Trent Dimas was the last American on the last event on the last night of gymnastics. All across Barcelona, there seemed to be more important things to see. Jackie Joyner-Kersee was winning her heptathlon gold medal at Estadi Olimpic. The U.S. boxers were grumbling over a rob job out in Badalona. The Dream Team was busy slicing up the Spaniards in front of the hometown crowd. Gymnastics? Who needed it? If there were a handful of U.S. reporters there, it was a lot.

Now it was after midnight. The escalators had stopped their climb up Montjuic. People were hailing cabs outside. The arena was half-empty. A group of Americans stuck around, waving a flag.

Dimas ran through his routine in his mind, the back flips, the release moves. Finally, the last American gymnast in the last event on the last night heard his name called over the loudspeakers.

“TRENT DIMAS, USA.”

And somewhere, the sky began to open.

Unbelievable performance

“I can’t believe it!” he kept saying over and over, when it was done, when he had pulled off the impossible and won a gold medal, the first American gymnastics gold in a non-boycotted Games since 1932. “I can’t believe it! I can’t believe it!”

He hugged his coach, Ed Burch, who has been with him since he was kid. He grabbed his head in disbelief. He looked to the stands. He hugged his coach again. “Numb!” he said. “I am totally numb!”

What had he done, this New Mexico kid who skipped college to concentrate on the Olympics? Just the most mesmerizing high-bar routine of the Games, complete with three release moves, including one where he lets go, does a back flip and somehow finds the bar between his legs. Don’t ask me how. He owned that bar.
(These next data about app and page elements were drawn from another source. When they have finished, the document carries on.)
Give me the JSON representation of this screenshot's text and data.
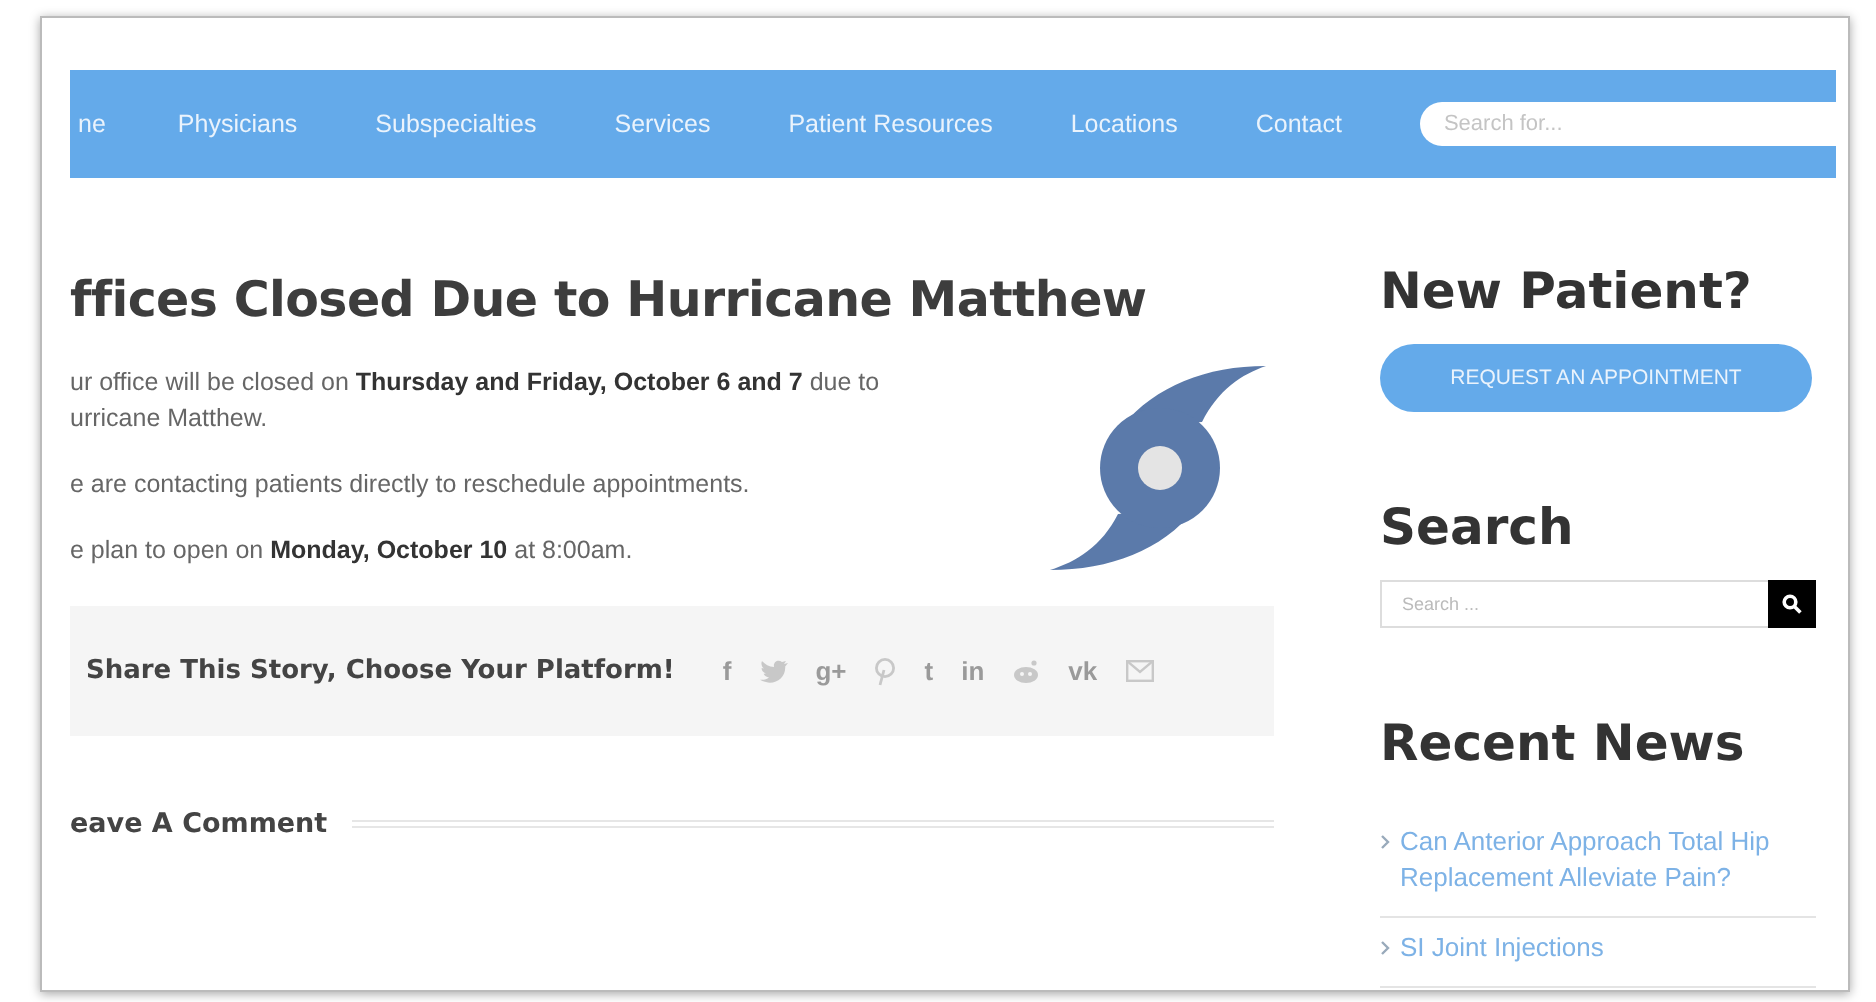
{
  "nav": {
    "items": [
      {
        "label": "ne"
      },
      {
        "label": "Physicians"
      },
      {
        "label": "Subspecialties"
      },
      {
        "label": "Services"
      },
      {
        "label": "Patient Resources"
      },
      {
        "label": "Locations"
      },
      {
        "label": "Contact"
      }
    ],
    "search": {
      "placeholder": "Search for..."
    }
  },
  "post": {
    "title": "ffices Closed Due to Hurricane Matthew",
    "paragraphs": [
      "ur office will be closed on **Thursday and Friday, October 6 and 7** due to urricane Matthew.",
      "e are contacting patients directly to reschedule appointments.",
      "e plan to open on **Monday, October 10** at 8:00am."
    ],
    "share": {
      "label": "Share This Story, Choose Your Platform!",
      "icons": [
        {
          "kind": "text",
          "text": "f"
        },
        {
          "kind": "bird"
        },
        {
          "kind": "text",
          "text": "g+"
        },
        {
          "kind": "pin"
        },
        {
          "kind": "text",
          "text": "t"
        },
        {
          "kind": "text",
          "text": "in"
        },
        {
          "kind": "alien"
        },
        {
          "kind": "text",
          "text": "vk"
        },
        {
          "kind": "mail"
        }
      ]
    },
    "comment_heading": "eave A Comment"
  },
  "sidebar": {
    "new_patient": {
      "heading": "New Patient?",
      "button": "REQUEST AN APPOINTMENT"
    },
    "search": {
      "heading": "Search",
      "placeholder": "Search ..."
    },
    "recent": {
      "heading": "Recent News",
      "items": [
        {
          "title": "Can Anterior Approach Total Hip Replacement Alleviate Pain?"
        },
        {
          "title": "SI Joint Injections"
        }
      ]
    }
  }
}
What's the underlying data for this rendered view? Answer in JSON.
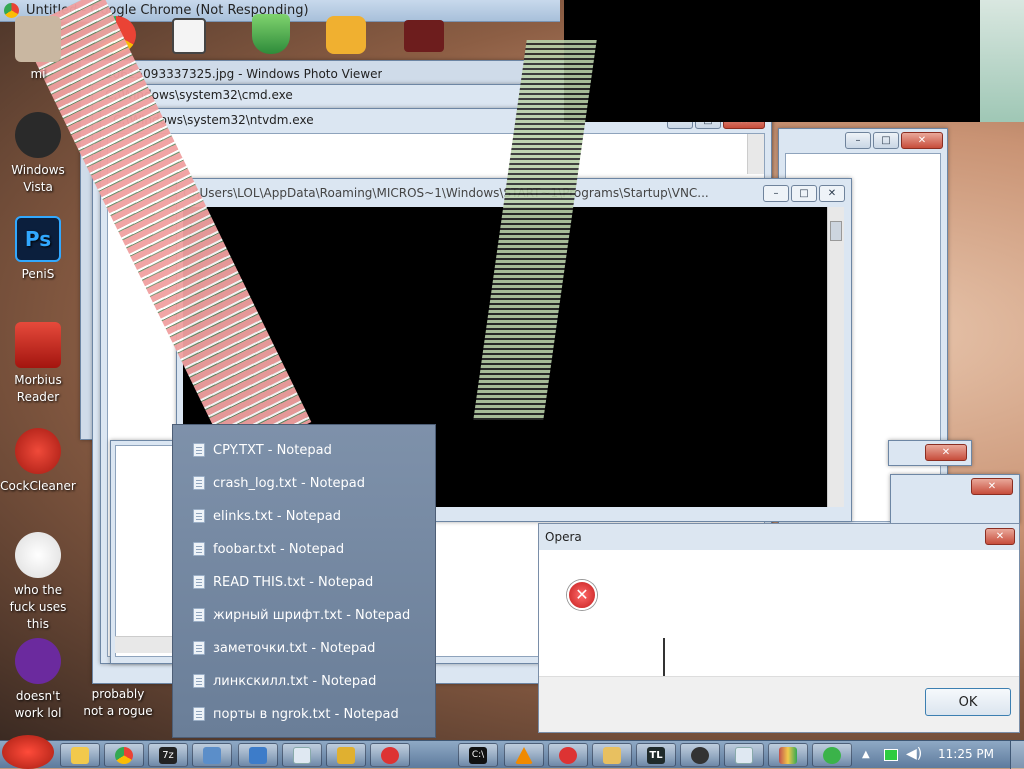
{
  "chrome_window": {
    "title": "Untitled - Google Chrome (Not Responding)"
  },
  "stacked_windows": [
    {
      "title": "20615093337325.jpg - Windows Photo Viewer"
    },
    {
      "title": "C:\\Windows\\system32\\cmd.exe"
    },
    {
      "title": "C:\\Windows\\system32\\ntvdm.exe"
    },
    {
      "title": "C:\\Users\\LOL\\AppData\\Roaming\\MICROS~1\\Windows\\START~1\\Programs\\Startup\\VNC..."
    }
  ],
  "desktop_icons": [
    {
      "label": "mi",
      "icon": "app-icon"
    },
    {
      "label": "Windows Vista",
      "icon": "windows-vista-icon"
    },
    {
      "label": "PeniS",
      "icon": "photoshop-icon"
    },
    {
      "label": "Morbius Reader",
      "icon": "pdf-reader-icon"
    },
    {
      "label": "CockCleaner",
      "icon": "ccleaner-icon"
    },
    {
      "label": "who the fuck uses this",
      "icon": "lightning-icon"
    },
    {
      "label": "doesn't work lol",
      "icon": "yahoo-messenger-icon"
    },
    {
      "label": "probably not a rogue",
      "icon": "antivirus-icon"
    }
  ],
  "jumplist": {
    "items": [
      "CPY.TXT - Notepad",
      "crash_log.txt - Notepad",
      "elinks.txt - Notepad",
      "foobar.txt - Notepad",
      "READ THIS.txt - Notepad",
      "жирный шрифт.txt - Notepad",
      "заметочки.txt - Notepad",
      "линкскилл.txt - Notepad",
      "порты в ngrok.txt - Notepad"
    ]
  },
  "opera_dialog": {
    "title": "Opera",
    "ok_label": "OK",
    "icon": "error-icon"
  },
  "taskbar": {
    "clock": "11:25 PM",
    "buttons": [
      {
        "icon": "explorer-icon",
        "color": "#f2c94c"
      },
      {
        "icon": "chrome-icon",
        "color": "#34a853"
      },
      {
        "icon": "7zip-icon",
        "color": "#222222"
      },
      {
        "icon": "photo-viewer-icon",
        "color": "#5b8ec9"
      },
      {
        "icon": "network-icon",
        "color": "#3d7cc9"
      },
      {
        "icon": "notepad-icon",
        "color": "#dfe8f2"
      },
      {
        "icon": "antivirus-icon",
        "color": "#e0b030"
      },
      {
        "icon": "error-icon",
        "color": "#d33"
      },
      {
        "icon": "cmd-icon",
        "color": "#111111"
      },
      {
        "icon": "vlc-icon",
        "color": "#f08a00"
      },
      {
        "icon": "error-icon",
        "color": "#d33"
      },
      {
        "icon": "folder-icon",
        "color": "#e8c060"
      },
      {
        "icon": "tl-icon",
        "color": "#1f2a2a"
      },
      {
        "icon": "eye-icon",
        "color": "#333333"
      },
      {
        "icon": "notepad-icon",
        "color": "#dfe8f2"
      },
      {
        "icon": "paint-icon",
        "color": "#c0504d"
      },
      {
        "icon": "utorrent-icon",
        "color": "#3bb34a"
      }
    ],
    "tb_labels": {
      "7zip": "7z",
      "tl": "TL",
      "cmd": "C:\\"
    }
  },
  "top_icons": [
    {
      "icon": "chrome-icon"
    },
    {
      "icon": "card-icon"
    },
    {
      "icon": "shield-check-icon"
    },
    {
      "icon": "angry-birds-pig-icon"
    },
    {
      "icon": "red-shield-icon"
    }
  ],
  "colors": {
    "taskbar": "#6c88a9",
    "jumplist": "#75899f",
    "error_red": "#d33333"
  }
}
His body was wooden when he needed it straight, and a rubber pretzel when he needed it bent. He swung with such force, it seemed he would lift off into space. He scissor- kicked. He slid through his own arms.
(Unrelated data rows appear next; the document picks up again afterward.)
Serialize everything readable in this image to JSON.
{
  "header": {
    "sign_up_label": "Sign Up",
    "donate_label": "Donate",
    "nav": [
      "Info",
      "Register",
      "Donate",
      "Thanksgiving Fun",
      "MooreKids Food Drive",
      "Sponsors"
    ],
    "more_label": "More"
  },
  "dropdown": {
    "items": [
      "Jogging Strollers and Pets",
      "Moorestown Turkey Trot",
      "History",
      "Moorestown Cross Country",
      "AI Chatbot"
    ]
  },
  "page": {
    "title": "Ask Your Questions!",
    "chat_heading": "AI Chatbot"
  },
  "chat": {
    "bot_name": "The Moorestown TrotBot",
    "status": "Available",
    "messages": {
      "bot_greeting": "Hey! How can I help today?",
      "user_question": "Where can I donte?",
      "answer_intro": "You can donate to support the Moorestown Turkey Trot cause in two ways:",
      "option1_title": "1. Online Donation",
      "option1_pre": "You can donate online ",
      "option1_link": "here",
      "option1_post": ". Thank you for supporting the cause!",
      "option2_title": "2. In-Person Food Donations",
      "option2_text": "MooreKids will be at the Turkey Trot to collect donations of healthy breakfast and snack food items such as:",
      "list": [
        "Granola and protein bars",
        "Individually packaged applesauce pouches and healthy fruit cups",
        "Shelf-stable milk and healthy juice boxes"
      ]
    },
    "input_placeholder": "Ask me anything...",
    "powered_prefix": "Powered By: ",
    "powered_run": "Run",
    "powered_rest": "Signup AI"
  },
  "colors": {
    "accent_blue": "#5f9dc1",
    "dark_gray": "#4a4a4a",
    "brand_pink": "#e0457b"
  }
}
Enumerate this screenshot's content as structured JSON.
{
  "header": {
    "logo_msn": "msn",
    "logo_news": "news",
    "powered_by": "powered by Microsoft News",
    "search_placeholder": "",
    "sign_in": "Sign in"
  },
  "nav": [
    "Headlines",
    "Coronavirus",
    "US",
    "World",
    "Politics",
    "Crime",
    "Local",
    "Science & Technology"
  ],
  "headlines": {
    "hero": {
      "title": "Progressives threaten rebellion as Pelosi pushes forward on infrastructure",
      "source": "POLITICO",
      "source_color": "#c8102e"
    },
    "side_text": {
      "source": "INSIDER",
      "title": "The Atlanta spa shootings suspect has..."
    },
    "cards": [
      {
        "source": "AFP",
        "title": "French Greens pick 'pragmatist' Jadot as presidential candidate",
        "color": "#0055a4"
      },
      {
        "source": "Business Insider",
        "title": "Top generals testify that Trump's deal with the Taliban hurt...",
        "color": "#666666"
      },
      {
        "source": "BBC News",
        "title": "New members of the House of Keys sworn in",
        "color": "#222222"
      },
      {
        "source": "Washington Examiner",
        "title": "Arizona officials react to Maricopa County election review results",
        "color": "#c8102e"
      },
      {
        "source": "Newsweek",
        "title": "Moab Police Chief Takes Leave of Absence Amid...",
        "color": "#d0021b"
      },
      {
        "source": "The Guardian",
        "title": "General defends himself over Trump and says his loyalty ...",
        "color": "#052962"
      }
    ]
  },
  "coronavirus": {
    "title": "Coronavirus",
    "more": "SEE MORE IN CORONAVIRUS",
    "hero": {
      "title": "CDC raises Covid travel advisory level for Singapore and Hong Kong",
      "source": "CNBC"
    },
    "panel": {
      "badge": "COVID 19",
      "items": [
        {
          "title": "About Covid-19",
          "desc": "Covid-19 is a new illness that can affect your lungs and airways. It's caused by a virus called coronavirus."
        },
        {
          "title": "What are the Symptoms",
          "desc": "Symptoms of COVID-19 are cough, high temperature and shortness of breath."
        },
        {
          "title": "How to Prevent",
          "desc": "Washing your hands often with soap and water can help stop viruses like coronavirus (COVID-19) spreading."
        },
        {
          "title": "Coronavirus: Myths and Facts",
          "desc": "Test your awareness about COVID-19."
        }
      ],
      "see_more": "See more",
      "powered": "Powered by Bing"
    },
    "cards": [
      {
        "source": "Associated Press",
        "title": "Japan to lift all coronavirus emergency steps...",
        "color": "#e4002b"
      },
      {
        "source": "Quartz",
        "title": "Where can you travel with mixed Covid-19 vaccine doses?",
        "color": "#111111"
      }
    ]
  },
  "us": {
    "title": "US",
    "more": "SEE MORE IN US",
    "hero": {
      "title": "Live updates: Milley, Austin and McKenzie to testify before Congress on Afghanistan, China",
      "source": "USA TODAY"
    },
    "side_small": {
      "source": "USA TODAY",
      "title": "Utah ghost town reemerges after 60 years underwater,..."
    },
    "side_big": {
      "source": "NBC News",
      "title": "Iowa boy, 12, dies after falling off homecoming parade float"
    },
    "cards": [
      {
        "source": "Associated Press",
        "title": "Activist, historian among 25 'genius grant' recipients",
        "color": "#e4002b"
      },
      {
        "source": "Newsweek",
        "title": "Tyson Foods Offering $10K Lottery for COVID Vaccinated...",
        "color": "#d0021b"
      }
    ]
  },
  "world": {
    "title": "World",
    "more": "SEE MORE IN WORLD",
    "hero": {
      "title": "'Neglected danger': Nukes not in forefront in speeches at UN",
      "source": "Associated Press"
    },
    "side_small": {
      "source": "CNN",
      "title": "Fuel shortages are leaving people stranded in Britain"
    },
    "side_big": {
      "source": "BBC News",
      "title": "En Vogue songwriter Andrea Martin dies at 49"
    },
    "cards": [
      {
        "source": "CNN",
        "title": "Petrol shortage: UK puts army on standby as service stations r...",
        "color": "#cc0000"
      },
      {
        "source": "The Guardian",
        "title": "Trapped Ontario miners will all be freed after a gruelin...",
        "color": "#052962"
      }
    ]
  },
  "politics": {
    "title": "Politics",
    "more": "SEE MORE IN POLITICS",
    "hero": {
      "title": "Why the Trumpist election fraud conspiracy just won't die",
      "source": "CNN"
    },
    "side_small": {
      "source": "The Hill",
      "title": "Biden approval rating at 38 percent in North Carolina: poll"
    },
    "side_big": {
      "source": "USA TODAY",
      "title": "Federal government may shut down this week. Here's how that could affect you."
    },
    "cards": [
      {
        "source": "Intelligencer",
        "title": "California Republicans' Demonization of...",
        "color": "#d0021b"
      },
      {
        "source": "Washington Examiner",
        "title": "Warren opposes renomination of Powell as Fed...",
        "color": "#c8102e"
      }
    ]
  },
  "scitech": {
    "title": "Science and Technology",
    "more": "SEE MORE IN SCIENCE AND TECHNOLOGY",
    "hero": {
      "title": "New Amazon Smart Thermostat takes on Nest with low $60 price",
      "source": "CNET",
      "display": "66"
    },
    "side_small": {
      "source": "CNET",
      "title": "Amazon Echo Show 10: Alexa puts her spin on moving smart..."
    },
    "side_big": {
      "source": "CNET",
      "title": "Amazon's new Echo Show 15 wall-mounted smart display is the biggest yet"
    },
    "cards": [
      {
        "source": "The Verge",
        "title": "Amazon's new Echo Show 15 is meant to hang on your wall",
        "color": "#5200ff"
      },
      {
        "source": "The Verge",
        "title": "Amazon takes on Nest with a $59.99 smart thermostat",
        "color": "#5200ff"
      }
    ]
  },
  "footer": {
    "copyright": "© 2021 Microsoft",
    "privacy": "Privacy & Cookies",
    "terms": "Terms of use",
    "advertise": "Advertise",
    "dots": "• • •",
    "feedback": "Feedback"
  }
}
And when he finally let go for good, he tumbled backward twice in mid-air and landed smack in the middle of history. The place erupted, like an opera house when the diva hits her last magnificent note.

Golden.

“It all came together when I needed it,” Dimas gushed. “After I stuck my dismount, I was afraid to move. I wanted the judges to see how I stuck it.”

They saw. They were impressed. They gave him a 9.875, the winning mark. An American? Yes. Although the night belonged to another star from another country — the Unified Team’s Vitaly Scherbo set a record for gold medals, winning the rings, pommel horse, vault and parallel bars — this one thing, this last event on the last night of gymnastics, could not be taken away.

Call it a parting snapshot.

From blooper to super

These Games, so far, have been a disappointment to some U.S. fans. They say we’re lacking Olympic heroes. They sigh because there are no feel-good faces to take into the night, no Mary Lou Rettons or Greg Louganises as there were in Olympics past.

Here is a feel-good face, America. Take a look at the kid who barely made this team, the kid who was blooper material last summer, who wasn’t supposed to have a chance against the former Soviets and the Chinese.

Take a look at that smile, that wavy hair — the whole package looks like a cross between gymnast Mitch Gaylord and actor Vincent Spano — and then look a little deeper. Look at the eyes moistening on the victory stand. Look at the lungful of air he exhales. Look at those lips singing along.

“And the rocket’s red glare. . . .”

That’s the Olympics you’re seeing there, folks. Last American on the last event on the last night of his competition. They were flashing the bulbs now, taking his picture and capturing the moment. But this time, under all that hot light, he didn’t fall, he didn’t blooper and land on his head. He was standing there, like destiny, and he didn’t even blink.